Poly(vinylidene fluoride) (PVDF) is one of the polymers which exhibit pronounced polymorphic crystalline forms, depending on crystallization conditions. Four different crystalline modifications, i.e., alpha, beta, gamma, and delta, have been reported so far. Among them, even though the alpha-form is the most common one, the beta-phase is the one that has attracted the widest interest due to its extensive piezo- and pyroelectric applications. During the past few decades, a substantial amount of work has been done in attempts to characterize these crystal modifications and transformations among them. It was well documented that the alpha-form PVDF can be easily obtained through melt crystallization of the PVDF at atmospheric pressure. Its beta-counterpart can, however, only be directly obtained by growth from solution, molecular epitaxy on the surface of potassium bromide, melt crystallization at high pressures, or by applying with a strong electric field. Transformation from its alpha-phase to beta-phase has been achieved by mechanical deformation, while the retransformation could be conducted through melt recrystallization at atmospheric pressure.
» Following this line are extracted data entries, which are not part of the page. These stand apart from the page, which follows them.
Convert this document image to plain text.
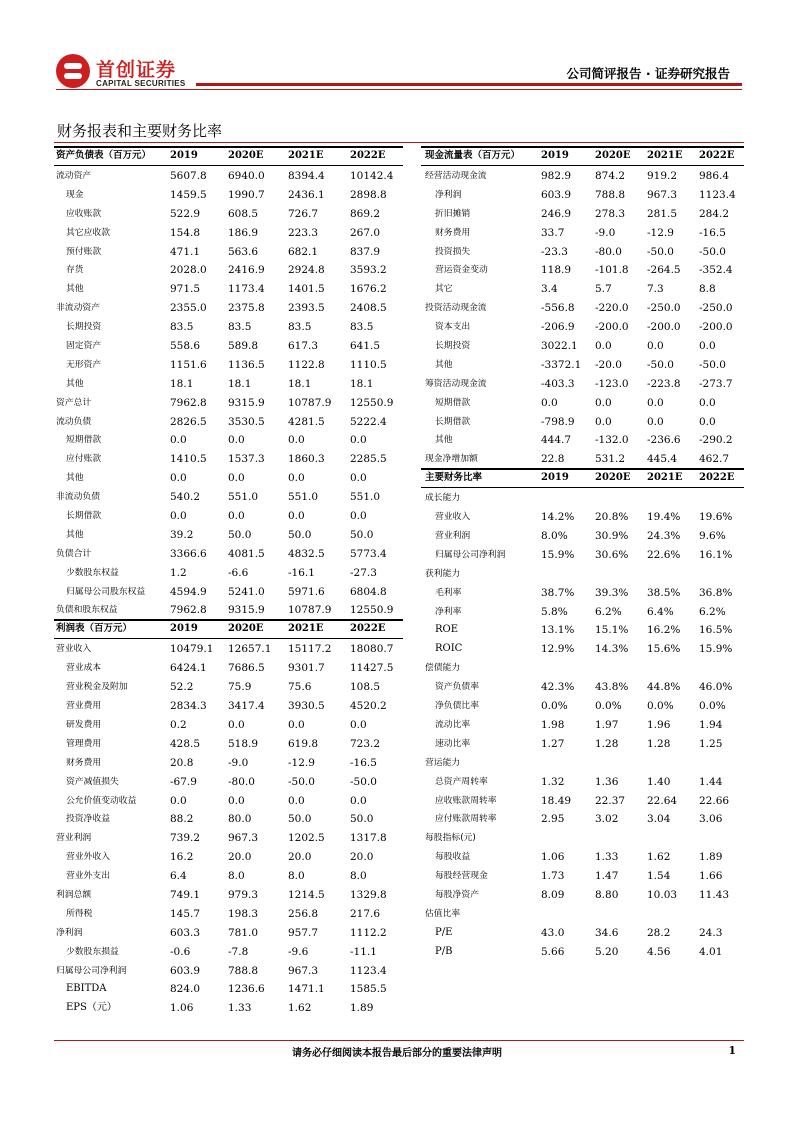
首创证券
CAPITAL SECURITIES
公司简评报告 · 证券研究报告
财务报表和主要财务比率
资产负债表（百万元） 2019	2020E 2021E	2022E
流动资产	5607.8 6940.0 8394.4 10142.4
现金	1459.5 1990.7 2436.1 2898.8
应收账款	522.9	608.5	726.7	869.2
其它应收款	154.8	186.9	223.3	267.0
预付账款	471.1	563.6	682.1	837.9
存货	2028.0 2416.9 2924.8 3593.2
其他	971.5	1173.4 1401.5 1676.2
非流动资产	2355.0 2375.8 2393.5 2408.5
长期投资	83.5	83.5	83.5	83.5
固定资产	558.6	589.8	617.3	641.5
无形资产	1151.6 1136.5 1122.8 1110.5
其他	18.1	18.1	18.1	18.1
资产总计	7962.8 9315.9 10787.9 12550.9
流动负债	2826.5 3530.5 4281.5 5222.4
短期借款	0.0	0.0	0.0	0.0
应付账款	1410.5 1537.3 1860.3 2285.5
其他	0.0	0.0	0.0	0.0
非流动负债	540.2	551.0	551.0	551.0
长期借款	0.0	0.0	0.0	0.0
其他	39.2	50.0	50.0	50.0
负债合计	3366.6 4081.5 4832.5 5773.4
少数股东权益	1.2	-6.6	-16.1	-27.3
归属母公司股东权益 4594.9 5241.0 5971.6 6804.8
负债和股东权益	7962.8 9315.9 10787.9 12550.9
利润表（百万元）	2019	2020E 2021E	2022E
营业收入	10479.1 12657.1 15117.2 18080.7
营业成本	6424.1 7686.5 9301.7 11427.5
营业税金及附加	52.2	75.9	75.6	108.5
营业费用	2834.3 3417.4 3930.5 4520.2
研发费用	0.2	0.0	0.0	0.0
管理费用	428.5	518.9	619.8	723.2
财务费用	20.8	-9.0	-12.9	-16.5
资产减值损失	-67.9	-80.0	-50.0	-50.0
公允价值变动收益	0.0	0.0	0.0	0.0
投资净收益	88.2	80.0	50.0	50.0
营业利润	739.2	967.3	1202.5 1317.8
营业外收入	16.2	20.0	20.0	20.0
营业外支出	6.4	8.0	8.0	8.0
利润总额	749.1	979.3	1214.5 1329.8
所得税	145.7	198.3	256.8	217.6
净利润	603.3	781.0	957.7	1112.2
少数股东损益	-0.6	-7.8	-9.6	-11.1
归属母公司净利润	603.9	788.8	967.3	1123.4
EBITDA	824.0	1236.6 1471.1 1585.5
EPS（元）	1.06	1.33	1.62	1.89
现金流量表（百万元） 2019	2020E 2021E 2022E
经营活动现金流	982.9 874.2 919.2 986.4
净利润	603.9 788.8 967.3 1123.4
折旧摊销	246.9 278.3 281.5 284.2
财务费用	33.7	-9.0	-12.9 -16.5
投资损失	-23.3	-80.0 -50.0 -50.0
营运资金变动	118.9 -101.8 -264.5 -352.4
其它	3.4	5.7	7.3	8.8
投资活动现金流	-556.8 -220.0 -250.0 -250.0
资本支出	-206.9 -200.0 -200.0 -200.0
长期投资	3022.1 0.0	0.0	0.0
其他	-3372.1 -20.0 -50.0 -50.0
筹资活动现金流	-403.3 -123.0 -223.8 -273.7
短期借款	0.0	0.0	0.0	0.0
长期借款	-798.9 0.0	0.0	0.0
其他	444.7 -132.0 -236.6 -290.2
现金净增加额	22.8	531.2 445.4 462.7
主要财务比率	2019	2020E 2021E 2022E
成长能力
营业收入	14.2% 20.8% 19.4% 19.6%
营业利润	8.0%	30.9% 24.3% 9.6%
归属母公司净利润	15.9% 30.6% 22.6% 16.1%
获利能力
毛利率	38.7% 39.3% 38.5% 36.8%
净利率	5.8%	6.2% 6.4% 6.2%
ROE	13.1% 15.1% 16.2% 16.5%
ROIC	12.9% 14.3% 15.6% 15.9%
偿债能力
资产负债率	42.3% 43.8% 44.8% 46.0%
净负债比率	0.0%	0.0% 0.0% 0.0%
流动比率	1.98	1.97	1.96	1.94
速动比率	1.27	1.28	1.28	1.25
营运能力
总资产周转率	1.32	1.36	1.40	1.44
应收账款周转率	18.49 22.37 22.64 22.66
应付账款周转率	2.95	3.02	3.04	3.06
每股指标(元)
每股收益	1.06	1.33	1.62	1.89
每股经营现金	1.73	1.47	1.54	1.66
每股净资产	8.09	8.80	10.03 11.43
估值比率
P/E	43.0	34.6	28.2	24.3
P/B	5.66	5.20	4.56	4.01
请务必仔细阅读本报告最后部分的重要法律声明	1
In the present work, the recrystallization behavior of carbon-coated melt-drawn oriented PVDF ultrathin films at atmospheric pressure was studied by means of transmission electron microscopy and electron diffraction. The results indicate that through vacuum evaporating a thin carbon layer on the surface of highly oriented alpha-PVDF ultrathin film, not only has its high orientation been preserved after a complete melting and recrystallization process, but an alpha --> beta transition of PVDF has also been achieved through melt recrystallization at atmospheric pressure. This technique can be successfully used for preparing highly oriented beta-PVDF ultrathin films, especially patterned microstructures of PVDF with its highly oriented polar beta-phase and nonoriented nonpolar alpha-phase.